An organization can stay in Treadmill a long time. I’ve been there, at multiple levels, and this is where people who want to shake things up either succeed or die trying (or, less dramatically, get fired or leave). The company continues to mint money, but the profit growth has become a function of the broader business cycle. Steady profits mean each level of management becomes more concerned with keeping their job via hitting their metrics than anything else. 

When the shaker-uppers are no longer able to shake things up, the company messes Treadmill up. The joyless over-management of it all finally says, “Our way worked in the past, our way will work into the future, and instead of changing anything – let’s double down on OUR way. Nothing is broken and there’s nothing to fix. Get back to work everyone, there are numbers to hit.” This is when Treadmill, and the potential return to Predictable Success, gives way to The Big Rut. 

I can’t stress this enough – but companies can stay in Treadmill a LONG time. It’s where it is on the map, adjacent to Predictable Success, because in the same way Whitewater requires operational efficiencies to bring a team to the promised land, Treadmill requires just enough operational inefficiencies to try (and fail at) new ideas to keep the team from falling into The Big Rut. Stew on this, it’s an extremely important detail. 

The Big Rut is when the organization is in its truest and deadliest comfort zone. It’s doing things the way they’ve always been done, and firmly believing “if sweat pants are comfortable, I should be comfortable 24/7 because I’ve earned it.” Entities in The Big Rut know how to rearrange the deck chairs on the Titanic. They don’t know how to look sexy anymore. 

If Fun was all about selling and growing for sale’s and growth’s sake, The Big Rut is all about patting yourself on the back for all the work you (or someone before you) did, while staying as far away from actually selling or growing (or really working) as possible. 

It’s very hard to move from The Big Rut back to Treadmill. It takes hitting almost hitting an iceberg and a bunch of key people falling off the boat to have a chance. And even then, the risk to overshooting Treadmill and hitting Whitewater before ever finding Predictable Success again is usually lost in the company’s DNA by this point. And so The Big Rut gives way to Death Rattle. 

Opposite Early Struggle lies Death Rattle. It’s the sale or liquidation of the idea. If Early Struggle is the gasping effort to prove a point, the Death Rattle is the final, “I told you so!”

OK – so that got dark. 

But back to this map and applying it – if you look around, you’ll see this ALL of the time. 

Whether it’s a business, a community, or a family – the very achievable goal should be to strive for Predictable Success. 

Yes, I hate the title for all the inherent 80s/90s kid eye-rolling I am pre-programmed to experience, but McKeown is making an amazing point here people. 

If you can get an idea off the ground, and you’re willing to operationalize the inefficiencies, you can land in Predictable Success. 

Once there, you have to work to keep it there. It’s easy to slip out. 

The good reasons to slip out are because you have to change with the world around you. The good news is, the world is going to change with OR without you, so you might as well get on board. At least with this map, you know what to keep aiming/course-correcting for. 

The bad reasons to slip out are because you’re either getting too comfortable or have gotten too comfortable to notice the world is still changing, with or without you.

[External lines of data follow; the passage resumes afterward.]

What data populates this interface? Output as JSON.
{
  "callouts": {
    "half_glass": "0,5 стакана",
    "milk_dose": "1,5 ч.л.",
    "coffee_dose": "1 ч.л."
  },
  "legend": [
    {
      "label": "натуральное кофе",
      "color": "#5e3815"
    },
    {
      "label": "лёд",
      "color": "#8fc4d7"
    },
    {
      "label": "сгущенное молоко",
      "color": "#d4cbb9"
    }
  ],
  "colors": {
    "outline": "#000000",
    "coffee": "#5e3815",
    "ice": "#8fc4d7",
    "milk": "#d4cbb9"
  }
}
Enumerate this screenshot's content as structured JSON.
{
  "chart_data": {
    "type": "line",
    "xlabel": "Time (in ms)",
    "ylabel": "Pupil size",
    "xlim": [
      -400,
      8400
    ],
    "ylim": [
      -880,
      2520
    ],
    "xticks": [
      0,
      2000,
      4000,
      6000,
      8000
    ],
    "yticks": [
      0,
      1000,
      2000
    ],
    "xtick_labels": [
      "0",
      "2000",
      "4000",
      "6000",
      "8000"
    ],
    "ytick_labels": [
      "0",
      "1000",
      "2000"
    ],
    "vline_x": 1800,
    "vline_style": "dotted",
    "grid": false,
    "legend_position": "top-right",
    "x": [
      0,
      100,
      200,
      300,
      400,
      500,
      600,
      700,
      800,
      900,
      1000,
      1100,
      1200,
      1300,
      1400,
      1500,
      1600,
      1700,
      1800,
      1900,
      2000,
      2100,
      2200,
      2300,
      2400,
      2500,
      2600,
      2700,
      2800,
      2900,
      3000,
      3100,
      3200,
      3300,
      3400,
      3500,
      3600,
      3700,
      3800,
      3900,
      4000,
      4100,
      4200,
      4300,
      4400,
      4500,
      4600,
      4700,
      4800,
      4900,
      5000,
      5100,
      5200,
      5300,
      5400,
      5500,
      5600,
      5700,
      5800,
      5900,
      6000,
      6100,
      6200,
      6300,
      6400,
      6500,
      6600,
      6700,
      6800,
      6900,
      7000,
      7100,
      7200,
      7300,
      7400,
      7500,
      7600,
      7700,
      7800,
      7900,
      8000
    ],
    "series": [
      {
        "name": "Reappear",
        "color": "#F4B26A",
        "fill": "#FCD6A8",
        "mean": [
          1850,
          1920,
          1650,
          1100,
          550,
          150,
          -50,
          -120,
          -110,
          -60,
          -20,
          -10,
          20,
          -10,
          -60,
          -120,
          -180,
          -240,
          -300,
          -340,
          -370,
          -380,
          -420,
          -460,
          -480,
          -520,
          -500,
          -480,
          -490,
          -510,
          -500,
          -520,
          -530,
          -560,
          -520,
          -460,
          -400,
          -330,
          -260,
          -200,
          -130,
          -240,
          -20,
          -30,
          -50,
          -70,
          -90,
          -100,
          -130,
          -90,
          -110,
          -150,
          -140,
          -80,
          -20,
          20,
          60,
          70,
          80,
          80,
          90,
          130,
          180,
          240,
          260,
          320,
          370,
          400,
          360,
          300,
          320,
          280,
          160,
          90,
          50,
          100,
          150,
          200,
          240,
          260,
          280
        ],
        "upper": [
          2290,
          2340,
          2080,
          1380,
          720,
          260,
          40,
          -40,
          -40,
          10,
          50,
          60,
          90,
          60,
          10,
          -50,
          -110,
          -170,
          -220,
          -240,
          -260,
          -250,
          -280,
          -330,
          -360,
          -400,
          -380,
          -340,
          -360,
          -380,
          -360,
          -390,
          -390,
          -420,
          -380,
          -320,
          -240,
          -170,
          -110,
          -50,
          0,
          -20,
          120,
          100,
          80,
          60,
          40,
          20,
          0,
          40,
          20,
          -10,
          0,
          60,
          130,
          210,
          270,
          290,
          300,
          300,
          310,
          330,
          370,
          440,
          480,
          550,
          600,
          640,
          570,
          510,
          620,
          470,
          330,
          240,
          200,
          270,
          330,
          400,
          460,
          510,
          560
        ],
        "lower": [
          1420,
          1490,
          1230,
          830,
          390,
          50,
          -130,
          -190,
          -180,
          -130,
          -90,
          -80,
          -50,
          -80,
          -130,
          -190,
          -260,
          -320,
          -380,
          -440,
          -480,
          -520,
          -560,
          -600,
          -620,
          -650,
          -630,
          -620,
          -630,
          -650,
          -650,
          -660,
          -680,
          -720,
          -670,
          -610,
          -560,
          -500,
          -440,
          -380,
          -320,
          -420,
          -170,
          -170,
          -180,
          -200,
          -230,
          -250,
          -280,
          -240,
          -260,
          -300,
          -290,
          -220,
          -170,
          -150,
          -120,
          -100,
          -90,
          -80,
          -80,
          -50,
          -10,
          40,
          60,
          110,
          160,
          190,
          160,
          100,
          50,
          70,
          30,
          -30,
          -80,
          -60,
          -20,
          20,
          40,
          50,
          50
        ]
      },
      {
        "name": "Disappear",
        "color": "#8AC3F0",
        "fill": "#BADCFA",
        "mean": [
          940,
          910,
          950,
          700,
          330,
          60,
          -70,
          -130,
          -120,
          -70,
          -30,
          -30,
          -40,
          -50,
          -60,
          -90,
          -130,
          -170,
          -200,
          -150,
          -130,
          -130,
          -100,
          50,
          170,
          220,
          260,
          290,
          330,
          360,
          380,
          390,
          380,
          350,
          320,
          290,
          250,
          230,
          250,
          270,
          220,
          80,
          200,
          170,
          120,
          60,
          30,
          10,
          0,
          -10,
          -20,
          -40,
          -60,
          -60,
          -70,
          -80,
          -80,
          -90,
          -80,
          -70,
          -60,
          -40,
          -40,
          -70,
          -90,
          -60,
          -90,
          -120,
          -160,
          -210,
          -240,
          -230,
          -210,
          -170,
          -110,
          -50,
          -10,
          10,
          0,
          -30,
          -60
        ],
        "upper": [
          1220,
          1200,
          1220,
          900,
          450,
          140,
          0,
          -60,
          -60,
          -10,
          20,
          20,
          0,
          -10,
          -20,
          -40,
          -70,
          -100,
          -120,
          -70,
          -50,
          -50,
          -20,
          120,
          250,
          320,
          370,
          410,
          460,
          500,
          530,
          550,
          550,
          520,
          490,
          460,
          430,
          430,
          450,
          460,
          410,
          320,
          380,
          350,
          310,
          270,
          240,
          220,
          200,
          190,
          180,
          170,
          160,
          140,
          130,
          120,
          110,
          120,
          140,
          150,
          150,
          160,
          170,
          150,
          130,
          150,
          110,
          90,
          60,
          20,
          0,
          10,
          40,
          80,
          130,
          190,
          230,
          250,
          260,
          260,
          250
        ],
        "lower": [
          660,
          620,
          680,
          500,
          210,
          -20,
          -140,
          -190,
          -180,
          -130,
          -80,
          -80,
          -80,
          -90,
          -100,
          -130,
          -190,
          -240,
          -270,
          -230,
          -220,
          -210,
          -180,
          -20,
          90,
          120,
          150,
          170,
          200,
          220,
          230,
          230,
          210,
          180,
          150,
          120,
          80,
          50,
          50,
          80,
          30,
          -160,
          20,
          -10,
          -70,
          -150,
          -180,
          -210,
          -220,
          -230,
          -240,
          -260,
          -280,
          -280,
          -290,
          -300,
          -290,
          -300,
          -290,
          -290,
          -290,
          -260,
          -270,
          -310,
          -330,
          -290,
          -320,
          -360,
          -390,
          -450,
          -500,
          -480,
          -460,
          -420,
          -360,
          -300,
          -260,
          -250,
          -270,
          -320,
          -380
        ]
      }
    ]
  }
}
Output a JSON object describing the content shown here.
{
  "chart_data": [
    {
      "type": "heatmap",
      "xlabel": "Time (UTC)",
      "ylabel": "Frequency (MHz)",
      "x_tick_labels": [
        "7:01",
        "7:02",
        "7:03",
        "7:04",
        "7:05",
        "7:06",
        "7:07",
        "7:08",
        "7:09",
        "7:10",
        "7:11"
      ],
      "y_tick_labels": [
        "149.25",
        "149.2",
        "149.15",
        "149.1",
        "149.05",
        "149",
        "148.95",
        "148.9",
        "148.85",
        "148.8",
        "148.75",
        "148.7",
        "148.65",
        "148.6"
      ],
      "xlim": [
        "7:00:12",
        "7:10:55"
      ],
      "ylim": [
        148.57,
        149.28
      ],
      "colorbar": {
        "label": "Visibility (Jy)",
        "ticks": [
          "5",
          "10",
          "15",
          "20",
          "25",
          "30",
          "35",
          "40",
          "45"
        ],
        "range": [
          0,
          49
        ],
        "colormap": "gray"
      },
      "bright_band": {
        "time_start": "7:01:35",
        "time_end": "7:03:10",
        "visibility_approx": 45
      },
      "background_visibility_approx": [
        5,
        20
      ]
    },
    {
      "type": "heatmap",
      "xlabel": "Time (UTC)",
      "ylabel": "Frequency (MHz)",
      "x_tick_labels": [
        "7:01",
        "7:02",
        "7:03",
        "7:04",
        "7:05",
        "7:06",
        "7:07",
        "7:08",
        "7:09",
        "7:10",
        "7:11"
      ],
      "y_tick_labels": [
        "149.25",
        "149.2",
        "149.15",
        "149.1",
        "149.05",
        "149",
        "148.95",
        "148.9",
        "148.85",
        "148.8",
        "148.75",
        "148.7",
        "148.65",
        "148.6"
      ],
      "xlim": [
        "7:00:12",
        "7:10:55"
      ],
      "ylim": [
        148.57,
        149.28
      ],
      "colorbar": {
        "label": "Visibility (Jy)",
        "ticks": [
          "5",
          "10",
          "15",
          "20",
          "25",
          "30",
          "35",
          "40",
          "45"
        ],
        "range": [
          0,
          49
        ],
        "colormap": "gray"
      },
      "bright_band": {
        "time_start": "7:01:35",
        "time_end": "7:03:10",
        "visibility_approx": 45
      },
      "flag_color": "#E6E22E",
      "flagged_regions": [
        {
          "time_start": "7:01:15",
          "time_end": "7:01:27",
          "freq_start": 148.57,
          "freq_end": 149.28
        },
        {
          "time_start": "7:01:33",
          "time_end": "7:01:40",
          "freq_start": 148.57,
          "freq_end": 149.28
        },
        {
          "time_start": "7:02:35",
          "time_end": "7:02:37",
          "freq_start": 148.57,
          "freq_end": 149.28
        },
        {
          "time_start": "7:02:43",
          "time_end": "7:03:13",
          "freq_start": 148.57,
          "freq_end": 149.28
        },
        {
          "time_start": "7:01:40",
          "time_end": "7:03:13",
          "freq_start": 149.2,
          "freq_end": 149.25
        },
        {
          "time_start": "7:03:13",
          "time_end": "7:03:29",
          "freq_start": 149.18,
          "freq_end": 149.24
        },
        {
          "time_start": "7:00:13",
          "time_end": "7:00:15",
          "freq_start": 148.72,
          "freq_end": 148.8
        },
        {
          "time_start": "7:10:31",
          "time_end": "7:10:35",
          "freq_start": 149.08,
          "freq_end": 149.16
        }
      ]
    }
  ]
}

By all means, milk your cow, but recognize the cow has a lifespan and so do you. 

When People, Purpose, and Process click – magic happens. It makes life worth living and work worth doing. Les McKeown’s Predictable Success map helps us plan how to get AND stay where we want to be. 

I, for one, am internally in his debt for this mental model. If you want more, get this book and check his others out as well.